Leveraging the DecisionNext analytics platform, users are given full access to our curated forecasts, which means they can not only see where markets are expected to head but they can actually drill down and examine the variables driving the projected outcomes. From these models, users can layer macroeconomic variables (such as inflation expectations) onto the forecasts, and then run simulations to see how these variables result in different scenarios. Importantly, users have access to backtesting in order to test the historical accuracy of the models that they have selected.
This modeling approach allows users to test assumptions to identify the most impactful variables included in any given model, a cycle which allows both the models and the users to improve over time.
This is exactly what our data science team did to measure the effects of inflation expectation metrics on beef and pork forecast models.
After analyzing the results of multiple machine learning forecast models, it became clear that the inclusion of macroeconomic variables cause models to overfit to historical observations, leading to larger absolute forecast errors for both beef and, to a lesser extent, pork markets.
The results suggest that the predictability of wholesale meat prices continues to be driven by market-specific fundamentals such as harvest and consumer demand as opposed to broader macroeconomic trends like inflation.

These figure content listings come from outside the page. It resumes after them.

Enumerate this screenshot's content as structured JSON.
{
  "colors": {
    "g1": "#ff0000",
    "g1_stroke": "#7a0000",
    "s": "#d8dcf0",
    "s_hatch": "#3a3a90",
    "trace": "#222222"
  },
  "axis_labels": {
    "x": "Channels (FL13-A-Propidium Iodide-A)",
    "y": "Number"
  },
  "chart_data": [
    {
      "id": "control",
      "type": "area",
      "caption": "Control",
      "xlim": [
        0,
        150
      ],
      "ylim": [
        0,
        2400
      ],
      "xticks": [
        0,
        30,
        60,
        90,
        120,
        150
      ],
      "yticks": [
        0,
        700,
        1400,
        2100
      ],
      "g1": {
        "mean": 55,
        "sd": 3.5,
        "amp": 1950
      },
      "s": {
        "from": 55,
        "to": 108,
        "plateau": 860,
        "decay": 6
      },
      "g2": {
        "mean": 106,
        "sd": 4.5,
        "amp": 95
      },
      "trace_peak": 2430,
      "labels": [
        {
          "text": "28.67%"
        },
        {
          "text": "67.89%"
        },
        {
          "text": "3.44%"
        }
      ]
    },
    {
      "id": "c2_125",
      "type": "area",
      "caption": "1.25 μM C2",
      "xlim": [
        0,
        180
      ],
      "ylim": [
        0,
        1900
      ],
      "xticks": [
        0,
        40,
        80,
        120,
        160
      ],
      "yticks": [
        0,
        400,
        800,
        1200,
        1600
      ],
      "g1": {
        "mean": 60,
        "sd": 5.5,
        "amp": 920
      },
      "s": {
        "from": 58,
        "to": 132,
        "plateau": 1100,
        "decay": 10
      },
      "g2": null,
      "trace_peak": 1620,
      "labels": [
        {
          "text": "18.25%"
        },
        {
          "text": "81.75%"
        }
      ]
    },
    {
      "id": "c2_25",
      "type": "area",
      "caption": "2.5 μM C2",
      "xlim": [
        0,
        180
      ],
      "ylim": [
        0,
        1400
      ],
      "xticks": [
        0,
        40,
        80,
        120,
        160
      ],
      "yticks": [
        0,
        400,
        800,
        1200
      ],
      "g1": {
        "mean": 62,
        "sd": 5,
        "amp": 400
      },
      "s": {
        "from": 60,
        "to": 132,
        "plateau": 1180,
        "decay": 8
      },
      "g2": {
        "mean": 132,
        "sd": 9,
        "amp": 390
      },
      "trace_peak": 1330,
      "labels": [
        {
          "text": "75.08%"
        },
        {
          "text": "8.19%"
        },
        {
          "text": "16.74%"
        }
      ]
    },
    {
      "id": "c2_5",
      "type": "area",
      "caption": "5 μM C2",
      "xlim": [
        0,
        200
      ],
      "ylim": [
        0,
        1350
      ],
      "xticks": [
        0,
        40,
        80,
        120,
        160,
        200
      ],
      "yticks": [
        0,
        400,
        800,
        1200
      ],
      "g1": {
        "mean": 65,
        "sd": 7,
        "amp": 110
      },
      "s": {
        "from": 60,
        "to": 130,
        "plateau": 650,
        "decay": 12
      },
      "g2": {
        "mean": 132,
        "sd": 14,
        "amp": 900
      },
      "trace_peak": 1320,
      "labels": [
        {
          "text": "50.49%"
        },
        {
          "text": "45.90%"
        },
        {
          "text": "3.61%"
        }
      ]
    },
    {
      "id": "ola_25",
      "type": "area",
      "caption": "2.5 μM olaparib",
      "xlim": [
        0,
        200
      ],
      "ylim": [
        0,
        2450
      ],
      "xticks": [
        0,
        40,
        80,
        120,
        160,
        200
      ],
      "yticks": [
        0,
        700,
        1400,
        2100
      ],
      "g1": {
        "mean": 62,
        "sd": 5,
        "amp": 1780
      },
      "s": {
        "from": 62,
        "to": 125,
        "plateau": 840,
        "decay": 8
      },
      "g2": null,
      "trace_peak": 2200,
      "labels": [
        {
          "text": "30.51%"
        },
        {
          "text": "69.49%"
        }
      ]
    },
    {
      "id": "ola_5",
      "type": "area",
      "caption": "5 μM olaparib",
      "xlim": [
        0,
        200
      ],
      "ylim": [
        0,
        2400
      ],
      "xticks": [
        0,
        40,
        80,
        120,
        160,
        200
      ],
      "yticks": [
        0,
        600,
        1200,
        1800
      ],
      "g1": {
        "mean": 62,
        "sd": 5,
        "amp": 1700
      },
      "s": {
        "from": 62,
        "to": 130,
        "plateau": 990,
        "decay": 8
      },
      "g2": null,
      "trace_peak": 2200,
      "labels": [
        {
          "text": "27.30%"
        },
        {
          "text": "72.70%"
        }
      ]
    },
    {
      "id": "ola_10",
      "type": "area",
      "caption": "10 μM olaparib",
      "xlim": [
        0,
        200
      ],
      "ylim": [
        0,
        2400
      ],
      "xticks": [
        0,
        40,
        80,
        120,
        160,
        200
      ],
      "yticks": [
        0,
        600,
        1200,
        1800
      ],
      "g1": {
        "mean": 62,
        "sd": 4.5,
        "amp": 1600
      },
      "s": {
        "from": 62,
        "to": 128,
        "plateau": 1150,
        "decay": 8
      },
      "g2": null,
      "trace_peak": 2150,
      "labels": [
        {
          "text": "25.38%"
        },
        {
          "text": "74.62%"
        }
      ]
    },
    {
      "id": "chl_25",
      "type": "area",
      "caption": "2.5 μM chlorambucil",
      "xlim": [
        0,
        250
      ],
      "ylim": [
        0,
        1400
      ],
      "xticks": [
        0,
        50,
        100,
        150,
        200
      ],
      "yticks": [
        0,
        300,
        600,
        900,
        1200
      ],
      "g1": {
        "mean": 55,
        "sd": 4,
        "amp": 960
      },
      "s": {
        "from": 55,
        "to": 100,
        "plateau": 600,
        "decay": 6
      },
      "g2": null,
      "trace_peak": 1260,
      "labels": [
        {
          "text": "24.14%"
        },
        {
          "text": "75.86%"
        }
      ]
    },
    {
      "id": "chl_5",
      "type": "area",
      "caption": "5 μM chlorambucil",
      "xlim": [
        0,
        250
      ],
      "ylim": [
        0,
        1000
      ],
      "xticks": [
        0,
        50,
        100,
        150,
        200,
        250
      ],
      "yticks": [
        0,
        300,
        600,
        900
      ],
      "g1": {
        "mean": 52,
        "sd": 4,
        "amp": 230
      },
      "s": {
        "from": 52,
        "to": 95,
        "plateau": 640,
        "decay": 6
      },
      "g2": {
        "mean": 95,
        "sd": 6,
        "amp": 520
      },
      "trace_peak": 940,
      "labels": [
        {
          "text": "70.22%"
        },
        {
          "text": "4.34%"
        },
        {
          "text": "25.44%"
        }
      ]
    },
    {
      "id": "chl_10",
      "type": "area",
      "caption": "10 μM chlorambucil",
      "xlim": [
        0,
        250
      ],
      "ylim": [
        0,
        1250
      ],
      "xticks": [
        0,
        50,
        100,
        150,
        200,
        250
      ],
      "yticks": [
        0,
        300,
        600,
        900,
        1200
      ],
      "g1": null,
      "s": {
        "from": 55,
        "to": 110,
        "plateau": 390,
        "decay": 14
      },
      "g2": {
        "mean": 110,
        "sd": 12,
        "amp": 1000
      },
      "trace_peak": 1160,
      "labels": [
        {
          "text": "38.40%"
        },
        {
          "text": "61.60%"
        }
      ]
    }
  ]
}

This is at least partially attributable to the fact that these macroeconomic variables are embedded within the decisions driving the markets for meat. For example, the demand for wholesale consumer beef volume would include expectations around macroeconomic variables. By explicitly layering additional macro variables into the forecast, it ends up “double counting” these factors, causing increased forecast errors.
To maintain the most accurate models for beef and pork wholesale prices, it is imperative not to overweight macroeconomic variables. At the same time, it is important to constantly test and evaluate forecasts, and by not just providing a blackbox forecast, DecisionNext users can evaluate the impact of a range of variables on any forecast, at any time.